Sunday, October 6, 2024

Central bank maintains MoPR at 2.65% as inflation slightly decreases

The Monetary Policy Committee (MPC) of the Bank of Botswana on Thursday maintained the key Monetary Policy Rate (MoPR) at 2.65 percent saying it does not anticipate a demand-driven inflationary pressure but rather an elevated inflation in the short term, primarily due to supply-side factors and related second-round effects and entrenched expectations.

Bank Governor, Moses Pelaelo told journalists shortly after the MPC meeting that due to the bank’s projection on the domestic economy, which he said will operate below full capacity in the short to medium term, the MPC decided to maintain the MoPR at 2.65 percent to support the nascent economic recovery.

According to Statistics Botswana’s Consumer Price Index (CPI) latest figures, inflation decreased from 14.6 percent in August 2022 to 13.8 percent in September 2022, remaining above the Bank’s medium-term objective range of 3 – 6 percent.

Pelaelo said that the MPC projects that inflation will remain above the central bank’s objective range into the medium term but trend downwards from the fourth quarter of 2022 and fall within the objective range from the third quarter of 2024.

“The projected decrease in inflation in the medium term is due to the dissipating impact of the earlier increases in administered prices, subdued domestic demand, current monetary policy posture, expected decrease in trading partnercountries’ inflation and international commodity prices,” said Pelaelo.

The central bankers have for several months now cautioned that risks to the inflation outlook in Botswana are skewed to the upside. The risks, according to the Bank of Botswana economists include the potential increase in international commodity prices beyond current forecasts; persistence of supply and logistical constraints due to lags in production.

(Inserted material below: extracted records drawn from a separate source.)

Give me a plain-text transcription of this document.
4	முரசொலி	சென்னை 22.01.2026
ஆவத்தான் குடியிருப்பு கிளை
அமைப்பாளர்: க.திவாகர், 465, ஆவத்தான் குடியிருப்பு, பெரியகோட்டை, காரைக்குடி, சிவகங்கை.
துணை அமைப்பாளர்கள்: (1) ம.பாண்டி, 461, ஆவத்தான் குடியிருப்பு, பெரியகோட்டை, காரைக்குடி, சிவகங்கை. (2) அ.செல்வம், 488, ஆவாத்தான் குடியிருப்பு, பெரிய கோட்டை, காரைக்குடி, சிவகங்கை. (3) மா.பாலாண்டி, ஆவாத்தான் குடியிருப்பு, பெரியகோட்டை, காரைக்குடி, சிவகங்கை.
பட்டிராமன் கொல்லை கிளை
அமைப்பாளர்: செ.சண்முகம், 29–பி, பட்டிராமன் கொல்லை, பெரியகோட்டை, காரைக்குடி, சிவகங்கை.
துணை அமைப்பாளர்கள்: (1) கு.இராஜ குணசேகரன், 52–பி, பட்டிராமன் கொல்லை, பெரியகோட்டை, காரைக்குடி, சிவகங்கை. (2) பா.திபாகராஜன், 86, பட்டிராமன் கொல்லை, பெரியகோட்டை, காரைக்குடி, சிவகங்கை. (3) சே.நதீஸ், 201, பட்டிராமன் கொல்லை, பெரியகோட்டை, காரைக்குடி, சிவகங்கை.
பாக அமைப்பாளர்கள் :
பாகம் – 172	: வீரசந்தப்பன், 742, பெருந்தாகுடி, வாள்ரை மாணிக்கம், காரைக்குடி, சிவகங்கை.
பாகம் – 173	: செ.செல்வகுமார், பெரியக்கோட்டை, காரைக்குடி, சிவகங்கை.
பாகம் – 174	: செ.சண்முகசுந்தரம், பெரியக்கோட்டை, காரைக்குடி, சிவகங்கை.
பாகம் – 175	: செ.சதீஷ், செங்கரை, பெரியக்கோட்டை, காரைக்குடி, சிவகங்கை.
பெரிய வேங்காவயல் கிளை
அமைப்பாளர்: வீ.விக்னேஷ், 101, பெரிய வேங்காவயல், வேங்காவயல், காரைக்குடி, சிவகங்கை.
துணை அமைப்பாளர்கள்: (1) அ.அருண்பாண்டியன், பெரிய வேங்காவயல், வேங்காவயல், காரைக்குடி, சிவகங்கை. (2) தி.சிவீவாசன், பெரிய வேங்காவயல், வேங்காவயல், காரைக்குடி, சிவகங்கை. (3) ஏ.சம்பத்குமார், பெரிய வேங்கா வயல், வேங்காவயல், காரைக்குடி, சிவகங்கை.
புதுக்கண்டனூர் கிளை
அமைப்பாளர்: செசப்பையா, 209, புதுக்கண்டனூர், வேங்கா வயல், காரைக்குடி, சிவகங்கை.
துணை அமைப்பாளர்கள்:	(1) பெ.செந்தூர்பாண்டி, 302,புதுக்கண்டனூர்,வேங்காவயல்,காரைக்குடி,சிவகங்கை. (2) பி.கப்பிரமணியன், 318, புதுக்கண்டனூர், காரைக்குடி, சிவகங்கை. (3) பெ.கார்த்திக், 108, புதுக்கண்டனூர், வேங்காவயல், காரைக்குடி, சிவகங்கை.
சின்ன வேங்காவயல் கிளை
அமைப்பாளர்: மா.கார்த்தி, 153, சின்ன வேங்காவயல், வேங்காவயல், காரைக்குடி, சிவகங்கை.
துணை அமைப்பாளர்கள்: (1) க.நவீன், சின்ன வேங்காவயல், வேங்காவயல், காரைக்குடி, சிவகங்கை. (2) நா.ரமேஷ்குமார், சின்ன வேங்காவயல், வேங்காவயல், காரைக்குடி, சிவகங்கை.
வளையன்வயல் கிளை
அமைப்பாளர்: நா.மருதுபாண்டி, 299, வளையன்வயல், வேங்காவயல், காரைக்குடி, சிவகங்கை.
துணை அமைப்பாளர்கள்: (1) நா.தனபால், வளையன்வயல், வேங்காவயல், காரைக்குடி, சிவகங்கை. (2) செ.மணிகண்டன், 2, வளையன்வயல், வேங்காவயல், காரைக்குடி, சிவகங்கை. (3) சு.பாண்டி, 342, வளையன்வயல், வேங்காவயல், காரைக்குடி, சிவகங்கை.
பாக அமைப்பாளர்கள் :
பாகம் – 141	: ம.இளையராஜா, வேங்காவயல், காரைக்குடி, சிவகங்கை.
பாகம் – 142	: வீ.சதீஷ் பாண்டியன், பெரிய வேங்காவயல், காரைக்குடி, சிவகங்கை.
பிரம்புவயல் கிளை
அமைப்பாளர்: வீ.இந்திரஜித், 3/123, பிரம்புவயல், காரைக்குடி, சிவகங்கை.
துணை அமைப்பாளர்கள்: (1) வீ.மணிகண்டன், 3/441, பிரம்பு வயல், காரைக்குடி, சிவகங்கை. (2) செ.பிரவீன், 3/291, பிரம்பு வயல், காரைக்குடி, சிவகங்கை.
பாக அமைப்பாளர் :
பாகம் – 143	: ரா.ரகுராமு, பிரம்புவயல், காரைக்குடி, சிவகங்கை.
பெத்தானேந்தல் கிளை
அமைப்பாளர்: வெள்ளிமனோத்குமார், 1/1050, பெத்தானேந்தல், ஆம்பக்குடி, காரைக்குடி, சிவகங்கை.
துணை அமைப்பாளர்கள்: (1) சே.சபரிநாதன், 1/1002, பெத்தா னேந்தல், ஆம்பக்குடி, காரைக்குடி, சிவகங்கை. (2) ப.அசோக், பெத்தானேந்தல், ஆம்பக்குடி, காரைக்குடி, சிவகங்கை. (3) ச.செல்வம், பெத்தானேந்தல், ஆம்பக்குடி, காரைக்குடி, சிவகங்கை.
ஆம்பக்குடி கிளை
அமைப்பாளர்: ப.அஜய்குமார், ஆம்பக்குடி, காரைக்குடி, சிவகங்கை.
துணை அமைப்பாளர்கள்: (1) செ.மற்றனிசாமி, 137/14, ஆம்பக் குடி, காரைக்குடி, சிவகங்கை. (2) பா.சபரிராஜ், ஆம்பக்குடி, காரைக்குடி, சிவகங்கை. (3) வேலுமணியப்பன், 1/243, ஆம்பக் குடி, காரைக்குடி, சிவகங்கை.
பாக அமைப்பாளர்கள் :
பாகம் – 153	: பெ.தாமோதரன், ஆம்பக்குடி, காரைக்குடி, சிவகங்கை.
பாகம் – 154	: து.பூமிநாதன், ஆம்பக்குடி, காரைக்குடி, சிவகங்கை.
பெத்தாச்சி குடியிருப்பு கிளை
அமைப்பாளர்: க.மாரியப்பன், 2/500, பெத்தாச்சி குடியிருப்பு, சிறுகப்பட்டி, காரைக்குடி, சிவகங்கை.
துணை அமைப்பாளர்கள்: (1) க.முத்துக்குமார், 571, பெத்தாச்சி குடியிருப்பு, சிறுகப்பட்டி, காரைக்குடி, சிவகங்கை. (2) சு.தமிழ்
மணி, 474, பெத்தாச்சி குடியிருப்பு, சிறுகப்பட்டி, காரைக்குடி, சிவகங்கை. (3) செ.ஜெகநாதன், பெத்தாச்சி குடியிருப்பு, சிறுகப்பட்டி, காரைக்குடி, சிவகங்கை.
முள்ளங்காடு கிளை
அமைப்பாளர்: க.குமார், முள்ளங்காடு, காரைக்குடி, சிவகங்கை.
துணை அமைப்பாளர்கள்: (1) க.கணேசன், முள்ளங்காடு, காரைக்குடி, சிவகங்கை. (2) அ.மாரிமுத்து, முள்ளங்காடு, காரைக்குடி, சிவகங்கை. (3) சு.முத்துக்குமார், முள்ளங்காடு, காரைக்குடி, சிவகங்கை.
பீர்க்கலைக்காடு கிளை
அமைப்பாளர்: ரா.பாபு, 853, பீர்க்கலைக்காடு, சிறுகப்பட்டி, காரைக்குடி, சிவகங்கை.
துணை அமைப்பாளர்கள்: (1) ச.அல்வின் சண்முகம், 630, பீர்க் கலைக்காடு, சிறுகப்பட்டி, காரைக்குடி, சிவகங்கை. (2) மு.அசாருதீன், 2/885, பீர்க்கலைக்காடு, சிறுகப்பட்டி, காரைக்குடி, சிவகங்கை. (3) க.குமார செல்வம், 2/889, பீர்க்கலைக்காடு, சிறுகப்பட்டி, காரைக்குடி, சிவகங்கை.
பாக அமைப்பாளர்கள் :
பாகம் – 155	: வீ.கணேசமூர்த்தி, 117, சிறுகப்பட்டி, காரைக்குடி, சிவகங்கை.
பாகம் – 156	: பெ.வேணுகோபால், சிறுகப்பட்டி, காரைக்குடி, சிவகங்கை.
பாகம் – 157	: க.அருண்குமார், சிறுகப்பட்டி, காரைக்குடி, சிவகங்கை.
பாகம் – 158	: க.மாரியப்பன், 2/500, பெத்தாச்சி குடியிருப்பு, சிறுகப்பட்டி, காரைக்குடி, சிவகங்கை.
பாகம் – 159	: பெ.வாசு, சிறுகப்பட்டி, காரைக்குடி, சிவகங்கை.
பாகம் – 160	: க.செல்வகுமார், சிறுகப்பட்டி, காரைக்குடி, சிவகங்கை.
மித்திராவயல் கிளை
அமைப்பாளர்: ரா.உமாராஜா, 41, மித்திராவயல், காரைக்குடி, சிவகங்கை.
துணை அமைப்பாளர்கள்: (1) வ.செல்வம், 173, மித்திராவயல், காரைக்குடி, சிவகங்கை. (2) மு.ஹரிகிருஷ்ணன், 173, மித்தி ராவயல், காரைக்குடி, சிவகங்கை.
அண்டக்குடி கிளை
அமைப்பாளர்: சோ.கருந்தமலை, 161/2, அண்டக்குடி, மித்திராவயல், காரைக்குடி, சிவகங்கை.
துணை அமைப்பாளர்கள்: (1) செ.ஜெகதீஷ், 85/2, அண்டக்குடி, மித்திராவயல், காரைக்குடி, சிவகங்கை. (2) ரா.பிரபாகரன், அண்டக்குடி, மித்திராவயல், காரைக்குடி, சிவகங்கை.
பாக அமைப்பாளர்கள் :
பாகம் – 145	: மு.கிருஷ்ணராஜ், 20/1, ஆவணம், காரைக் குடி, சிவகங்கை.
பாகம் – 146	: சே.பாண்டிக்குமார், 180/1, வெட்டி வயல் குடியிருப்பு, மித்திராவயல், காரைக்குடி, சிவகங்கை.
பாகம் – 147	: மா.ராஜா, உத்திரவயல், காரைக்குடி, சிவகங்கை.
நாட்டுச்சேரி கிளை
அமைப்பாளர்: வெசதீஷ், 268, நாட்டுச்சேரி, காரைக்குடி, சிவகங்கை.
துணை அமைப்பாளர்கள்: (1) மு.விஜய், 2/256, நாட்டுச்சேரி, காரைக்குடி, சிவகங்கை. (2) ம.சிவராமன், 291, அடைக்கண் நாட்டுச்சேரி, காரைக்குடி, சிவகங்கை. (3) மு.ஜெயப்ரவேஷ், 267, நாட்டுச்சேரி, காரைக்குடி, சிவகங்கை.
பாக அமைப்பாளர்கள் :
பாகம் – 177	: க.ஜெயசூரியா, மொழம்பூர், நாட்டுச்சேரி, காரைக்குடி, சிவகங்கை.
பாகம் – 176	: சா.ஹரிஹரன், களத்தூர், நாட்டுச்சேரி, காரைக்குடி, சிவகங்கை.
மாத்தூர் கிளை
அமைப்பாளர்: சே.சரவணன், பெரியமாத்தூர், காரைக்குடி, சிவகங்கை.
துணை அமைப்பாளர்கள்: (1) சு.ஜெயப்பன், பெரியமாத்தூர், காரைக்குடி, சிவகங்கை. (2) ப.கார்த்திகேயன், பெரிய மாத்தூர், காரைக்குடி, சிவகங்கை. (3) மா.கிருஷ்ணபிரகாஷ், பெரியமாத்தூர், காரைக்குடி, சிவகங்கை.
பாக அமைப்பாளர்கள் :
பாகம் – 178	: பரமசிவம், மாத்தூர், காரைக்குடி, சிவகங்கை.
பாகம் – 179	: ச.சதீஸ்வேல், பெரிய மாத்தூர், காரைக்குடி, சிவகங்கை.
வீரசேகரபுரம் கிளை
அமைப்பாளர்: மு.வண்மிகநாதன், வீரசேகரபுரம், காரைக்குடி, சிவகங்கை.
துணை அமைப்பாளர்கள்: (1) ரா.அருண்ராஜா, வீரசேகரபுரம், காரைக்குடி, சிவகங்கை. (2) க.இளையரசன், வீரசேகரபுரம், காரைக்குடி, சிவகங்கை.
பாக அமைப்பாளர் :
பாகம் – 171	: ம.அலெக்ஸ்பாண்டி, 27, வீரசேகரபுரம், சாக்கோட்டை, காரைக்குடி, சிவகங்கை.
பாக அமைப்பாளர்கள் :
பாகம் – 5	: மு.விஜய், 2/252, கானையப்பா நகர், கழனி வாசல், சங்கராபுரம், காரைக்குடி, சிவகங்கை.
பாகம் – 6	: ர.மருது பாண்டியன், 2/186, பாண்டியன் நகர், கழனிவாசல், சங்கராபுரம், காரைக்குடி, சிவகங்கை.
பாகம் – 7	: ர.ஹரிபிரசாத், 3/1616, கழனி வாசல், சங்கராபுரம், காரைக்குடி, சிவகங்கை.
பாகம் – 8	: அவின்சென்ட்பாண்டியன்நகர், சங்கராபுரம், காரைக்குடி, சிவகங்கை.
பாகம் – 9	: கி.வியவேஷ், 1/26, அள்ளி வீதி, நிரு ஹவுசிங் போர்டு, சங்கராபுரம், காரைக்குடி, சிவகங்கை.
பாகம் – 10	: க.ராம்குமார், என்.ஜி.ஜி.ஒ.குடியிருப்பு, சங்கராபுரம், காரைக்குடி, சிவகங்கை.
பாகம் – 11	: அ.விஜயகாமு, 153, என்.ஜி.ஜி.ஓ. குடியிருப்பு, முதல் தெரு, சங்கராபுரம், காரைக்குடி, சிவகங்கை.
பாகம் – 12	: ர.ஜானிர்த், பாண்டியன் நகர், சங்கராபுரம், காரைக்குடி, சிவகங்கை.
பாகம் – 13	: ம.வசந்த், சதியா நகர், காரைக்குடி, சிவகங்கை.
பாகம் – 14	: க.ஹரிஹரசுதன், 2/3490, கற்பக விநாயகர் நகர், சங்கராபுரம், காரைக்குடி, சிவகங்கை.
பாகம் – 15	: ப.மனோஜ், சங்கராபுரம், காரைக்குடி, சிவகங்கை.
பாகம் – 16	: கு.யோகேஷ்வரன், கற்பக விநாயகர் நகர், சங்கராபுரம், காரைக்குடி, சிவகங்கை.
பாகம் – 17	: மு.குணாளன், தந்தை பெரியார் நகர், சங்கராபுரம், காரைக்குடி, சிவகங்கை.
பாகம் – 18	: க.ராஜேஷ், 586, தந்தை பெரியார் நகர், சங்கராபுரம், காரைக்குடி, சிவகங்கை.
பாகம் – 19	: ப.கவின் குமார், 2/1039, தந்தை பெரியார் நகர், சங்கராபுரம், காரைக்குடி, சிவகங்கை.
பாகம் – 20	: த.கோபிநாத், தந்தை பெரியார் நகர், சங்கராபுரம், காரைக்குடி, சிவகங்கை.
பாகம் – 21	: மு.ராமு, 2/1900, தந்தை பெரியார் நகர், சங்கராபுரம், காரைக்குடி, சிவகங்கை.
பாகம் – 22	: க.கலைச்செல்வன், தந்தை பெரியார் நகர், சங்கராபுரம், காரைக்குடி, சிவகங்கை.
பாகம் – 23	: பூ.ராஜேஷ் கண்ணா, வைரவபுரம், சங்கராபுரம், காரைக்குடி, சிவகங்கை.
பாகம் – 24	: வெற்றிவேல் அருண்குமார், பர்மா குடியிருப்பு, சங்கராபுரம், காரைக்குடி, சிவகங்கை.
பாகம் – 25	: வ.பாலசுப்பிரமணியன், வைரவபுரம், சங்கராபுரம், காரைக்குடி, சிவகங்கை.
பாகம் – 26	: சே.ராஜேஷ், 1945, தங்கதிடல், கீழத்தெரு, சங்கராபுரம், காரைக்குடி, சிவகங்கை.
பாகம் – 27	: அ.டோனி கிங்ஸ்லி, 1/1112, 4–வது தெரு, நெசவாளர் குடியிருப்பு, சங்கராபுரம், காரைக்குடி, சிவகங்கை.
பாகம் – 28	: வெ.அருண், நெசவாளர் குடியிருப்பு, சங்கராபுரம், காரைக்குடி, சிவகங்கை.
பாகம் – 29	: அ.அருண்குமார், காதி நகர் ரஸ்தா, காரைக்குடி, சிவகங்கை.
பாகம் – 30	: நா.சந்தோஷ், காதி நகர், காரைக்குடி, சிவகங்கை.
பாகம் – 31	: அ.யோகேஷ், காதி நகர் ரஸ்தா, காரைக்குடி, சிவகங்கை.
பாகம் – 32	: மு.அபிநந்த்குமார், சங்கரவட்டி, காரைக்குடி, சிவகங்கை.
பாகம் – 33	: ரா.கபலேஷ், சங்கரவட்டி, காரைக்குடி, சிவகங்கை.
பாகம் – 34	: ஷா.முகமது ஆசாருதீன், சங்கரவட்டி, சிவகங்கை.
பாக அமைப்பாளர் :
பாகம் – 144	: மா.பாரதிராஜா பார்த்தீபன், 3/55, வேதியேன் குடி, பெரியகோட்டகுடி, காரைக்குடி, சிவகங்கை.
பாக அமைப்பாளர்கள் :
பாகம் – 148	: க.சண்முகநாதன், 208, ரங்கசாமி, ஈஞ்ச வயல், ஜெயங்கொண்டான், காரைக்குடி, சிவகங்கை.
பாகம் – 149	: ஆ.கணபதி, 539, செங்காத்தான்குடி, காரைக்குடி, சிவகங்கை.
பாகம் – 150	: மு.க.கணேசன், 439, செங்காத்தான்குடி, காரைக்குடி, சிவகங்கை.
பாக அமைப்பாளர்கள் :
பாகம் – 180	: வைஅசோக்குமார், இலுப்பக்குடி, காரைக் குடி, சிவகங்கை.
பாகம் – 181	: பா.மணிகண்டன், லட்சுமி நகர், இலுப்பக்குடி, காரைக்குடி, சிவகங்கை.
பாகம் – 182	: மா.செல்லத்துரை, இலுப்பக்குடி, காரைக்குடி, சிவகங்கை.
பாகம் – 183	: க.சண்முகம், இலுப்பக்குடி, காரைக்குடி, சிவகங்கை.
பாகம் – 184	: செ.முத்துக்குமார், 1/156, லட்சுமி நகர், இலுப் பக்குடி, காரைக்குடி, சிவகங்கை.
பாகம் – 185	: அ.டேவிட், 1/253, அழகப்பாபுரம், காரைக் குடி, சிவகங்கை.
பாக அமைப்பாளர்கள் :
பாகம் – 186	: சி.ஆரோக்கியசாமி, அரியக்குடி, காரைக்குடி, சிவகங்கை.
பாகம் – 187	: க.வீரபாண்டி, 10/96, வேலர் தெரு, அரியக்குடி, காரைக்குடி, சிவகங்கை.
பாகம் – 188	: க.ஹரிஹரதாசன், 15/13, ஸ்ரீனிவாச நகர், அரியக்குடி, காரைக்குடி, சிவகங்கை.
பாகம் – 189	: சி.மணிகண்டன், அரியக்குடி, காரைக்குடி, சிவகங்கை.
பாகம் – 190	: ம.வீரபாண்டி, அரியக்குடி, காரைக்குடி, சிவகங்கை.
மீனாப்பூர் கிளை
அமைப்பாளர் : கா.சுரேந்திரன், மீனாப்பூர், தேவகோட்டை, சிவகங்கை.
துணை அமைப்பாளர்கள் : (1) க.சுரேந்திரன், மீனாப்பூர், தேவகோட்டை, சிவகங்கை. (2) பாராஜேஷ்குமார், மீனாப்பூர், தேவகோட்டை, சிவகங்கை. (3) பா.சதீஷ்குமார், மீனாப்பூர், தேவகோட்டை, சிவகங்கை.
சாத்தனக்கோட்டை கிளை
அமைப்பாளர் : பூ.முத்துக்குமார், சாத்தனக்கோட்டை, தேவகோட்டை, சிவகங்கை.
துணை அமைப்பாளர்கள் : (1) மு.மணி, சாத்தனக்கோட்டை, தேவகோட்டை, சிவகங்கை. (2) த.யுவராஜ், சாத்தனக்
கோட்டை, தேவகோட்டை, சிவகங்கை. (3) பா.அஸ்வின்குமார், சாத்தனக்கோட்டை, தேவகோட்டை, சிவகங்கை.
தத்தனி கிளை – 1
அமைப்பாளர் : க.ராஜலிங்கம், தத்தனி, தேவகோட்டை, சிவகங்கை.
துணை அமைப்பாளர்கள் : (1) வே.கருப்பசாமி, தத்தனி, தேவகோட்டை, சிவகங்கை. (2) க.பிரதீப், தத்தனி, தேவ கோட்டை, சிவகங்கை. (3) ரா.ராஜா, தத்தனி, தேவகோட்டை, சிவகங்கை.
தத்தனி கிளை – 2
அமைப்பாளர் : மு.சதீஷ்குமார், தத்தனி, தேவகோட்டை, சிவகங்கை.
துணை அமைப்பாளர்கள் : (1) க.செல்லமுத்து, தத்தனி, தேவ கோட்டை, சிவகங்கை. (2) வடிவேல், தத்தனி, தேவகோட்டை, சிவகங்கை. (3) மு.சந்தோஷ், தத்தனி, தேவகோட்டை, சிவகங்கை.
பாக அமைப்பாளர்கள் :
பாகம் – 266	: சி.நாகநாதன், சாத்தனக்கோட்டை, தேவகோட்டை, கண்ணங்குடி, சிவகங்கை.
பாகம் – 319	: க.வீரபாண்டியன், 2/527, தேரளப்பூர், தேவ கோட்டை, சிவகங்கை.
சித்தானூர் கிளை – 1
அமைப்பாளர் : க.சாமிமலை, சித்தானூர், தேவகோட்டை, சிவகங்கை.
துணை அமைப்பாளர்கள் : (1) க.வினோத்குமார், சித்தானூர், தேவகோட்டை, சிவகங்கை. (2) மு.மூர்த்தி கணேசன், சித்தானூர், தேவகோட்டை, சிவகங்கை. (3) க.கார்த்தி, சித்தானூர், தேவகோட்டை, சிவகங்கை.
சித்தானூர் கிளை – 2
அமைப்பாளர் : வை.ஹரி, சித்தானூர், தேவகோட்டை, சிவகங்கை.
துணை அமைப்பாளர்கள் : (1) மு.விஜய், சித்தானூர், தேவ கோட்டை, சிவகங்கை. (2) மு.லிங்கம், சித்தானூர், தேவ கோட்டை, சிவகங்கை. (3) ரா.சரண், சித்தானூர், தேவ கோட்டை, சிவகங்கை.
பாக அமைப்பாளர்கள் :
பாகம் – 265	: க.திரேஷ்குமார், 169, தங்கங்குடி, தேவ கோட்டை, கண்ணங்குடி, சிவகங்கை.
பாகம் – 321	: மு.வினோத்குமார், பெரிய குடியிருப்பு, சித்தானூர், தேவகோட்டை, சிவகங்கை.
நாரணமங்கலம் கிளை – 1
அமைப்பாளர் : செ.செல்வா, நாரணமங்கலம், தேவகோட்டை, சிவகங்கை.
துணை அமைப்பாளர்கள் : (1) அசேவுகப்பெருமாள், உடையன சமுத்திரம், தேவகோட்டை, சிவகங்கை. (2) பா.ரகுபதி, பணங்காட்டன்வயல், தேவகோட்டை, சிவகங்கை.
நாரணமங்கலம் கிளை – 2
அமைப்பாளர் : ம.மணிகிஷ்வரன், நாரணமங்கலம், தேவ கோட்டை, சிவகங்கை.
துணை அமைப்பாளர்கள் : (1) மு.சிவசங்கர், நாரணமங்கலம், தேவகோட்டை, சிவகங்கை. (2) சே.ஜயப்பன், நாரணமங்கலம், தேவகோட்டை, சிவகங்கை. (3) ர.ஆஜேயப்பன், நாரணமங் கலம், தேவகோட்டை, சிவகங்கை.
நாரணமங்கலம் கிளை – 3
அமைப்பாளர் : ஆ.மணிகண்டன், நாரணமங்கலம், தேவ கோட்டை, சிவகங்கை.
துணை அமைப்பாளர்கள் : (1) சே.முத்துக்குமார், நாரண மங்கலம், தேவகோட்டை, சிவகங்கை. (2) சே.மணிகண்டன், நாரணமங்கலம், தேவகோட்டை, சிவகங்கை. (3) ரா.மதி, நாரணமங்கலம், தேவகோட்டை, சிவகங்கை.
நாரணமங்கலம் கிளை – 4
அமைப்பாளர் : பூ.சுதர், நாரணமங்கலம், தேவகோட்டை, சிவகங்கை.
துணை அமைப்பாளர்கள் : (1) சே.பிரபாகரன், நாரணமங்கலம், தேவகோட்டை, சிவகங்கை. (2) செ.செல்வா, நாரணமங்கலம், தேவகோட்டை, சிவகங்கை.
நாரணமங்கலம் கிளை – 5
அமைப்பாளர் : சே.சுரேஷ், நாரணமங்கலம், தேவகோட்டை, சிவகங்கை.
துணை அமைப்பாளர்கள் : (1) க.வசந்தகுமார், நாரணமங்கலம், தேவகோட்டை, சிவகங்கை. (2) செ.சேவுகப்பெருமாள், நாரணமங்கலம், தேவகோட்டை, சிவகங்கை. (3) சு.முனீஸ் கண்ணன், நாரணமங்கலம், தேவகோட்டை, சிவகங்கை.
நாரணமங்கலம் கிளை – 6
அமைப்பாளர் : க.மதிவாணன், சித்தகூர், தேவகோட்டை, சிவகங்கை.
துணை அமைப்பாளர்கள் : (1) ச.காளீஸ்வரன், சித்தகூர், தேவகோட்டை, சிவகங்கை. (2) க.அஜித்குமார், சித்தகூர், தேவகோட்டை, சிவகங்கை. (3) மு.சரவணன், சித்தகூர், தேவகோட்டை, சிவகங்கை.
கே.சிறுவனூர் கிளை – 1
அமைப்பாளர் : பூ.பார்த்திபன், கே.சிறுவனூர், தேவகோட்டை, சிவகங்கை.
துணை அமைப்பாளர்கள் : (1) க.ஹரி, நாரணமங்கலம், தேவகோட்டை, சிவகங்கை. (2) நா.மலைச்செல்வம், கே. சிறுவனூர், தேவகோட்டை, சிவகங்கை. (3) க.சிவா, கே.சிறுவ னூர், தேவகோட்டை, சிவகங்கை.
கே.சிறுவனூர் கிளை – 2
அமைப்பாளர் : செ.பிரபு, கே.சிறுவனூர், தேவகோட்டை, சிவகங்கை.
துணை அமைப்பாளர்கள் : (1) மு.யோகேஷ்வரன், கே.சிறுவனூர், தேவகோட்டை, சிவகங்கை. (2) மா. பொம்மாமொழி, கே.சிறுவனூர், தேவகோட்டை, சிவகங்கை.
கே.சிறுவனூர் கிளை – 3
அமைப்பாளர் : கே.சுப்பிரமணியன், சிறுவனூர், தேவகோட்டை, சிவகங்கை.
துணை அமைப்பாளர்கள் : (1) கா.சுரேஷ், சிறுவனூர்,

On Thursday, Pelaelo said that the risks for higher inflation than currently projected relate to possible annual adjustments of administered prices not included in the forecast; short-term consequences of import restrictions; second-round effects of the recent increase in administered prices; upward pressure on wages across the economy emanating from the increase in public service salaries; and entrenched expectations for higher inflation, which could lead to higher general price adjustments.

Meanwhile firms across various sectors of the economy are projecting a rise in the cost of doing business, thanks largely to an anticipated increase in input costs, especially fuel price increases.

A Business Expectation Survey carried by the Bank of Botswana for the second quarter of 2022 and the year 2023 shows that local firms expected cost pressures to continue rising in the second quarter of 2022, mainly attributable to the increase in input costs.

The BES collects information on perceptions about the prevailing state of the economy and expectations during the survey period from a sample of 100 businesses in about thirteen economic sectors, namely: Agriculture, Forestry and Fishing; Mining and Quarrying; Manufacturing; Water and Electricity; Construction; Wholesale and Retail; Transport and Storage; Accommodation and Food Services; Information and Communications Technology; Finance, Insurance and Pension Funding; Real Estate Activities; Professional Scientific and Technical Activities; and Administrative and Support Activities.

The latest BES report shows that the respondents’ expectations about domestic inflation were higher than the Bank of Botswana’s 3 – 6 percent objective range in 2022 and 2023.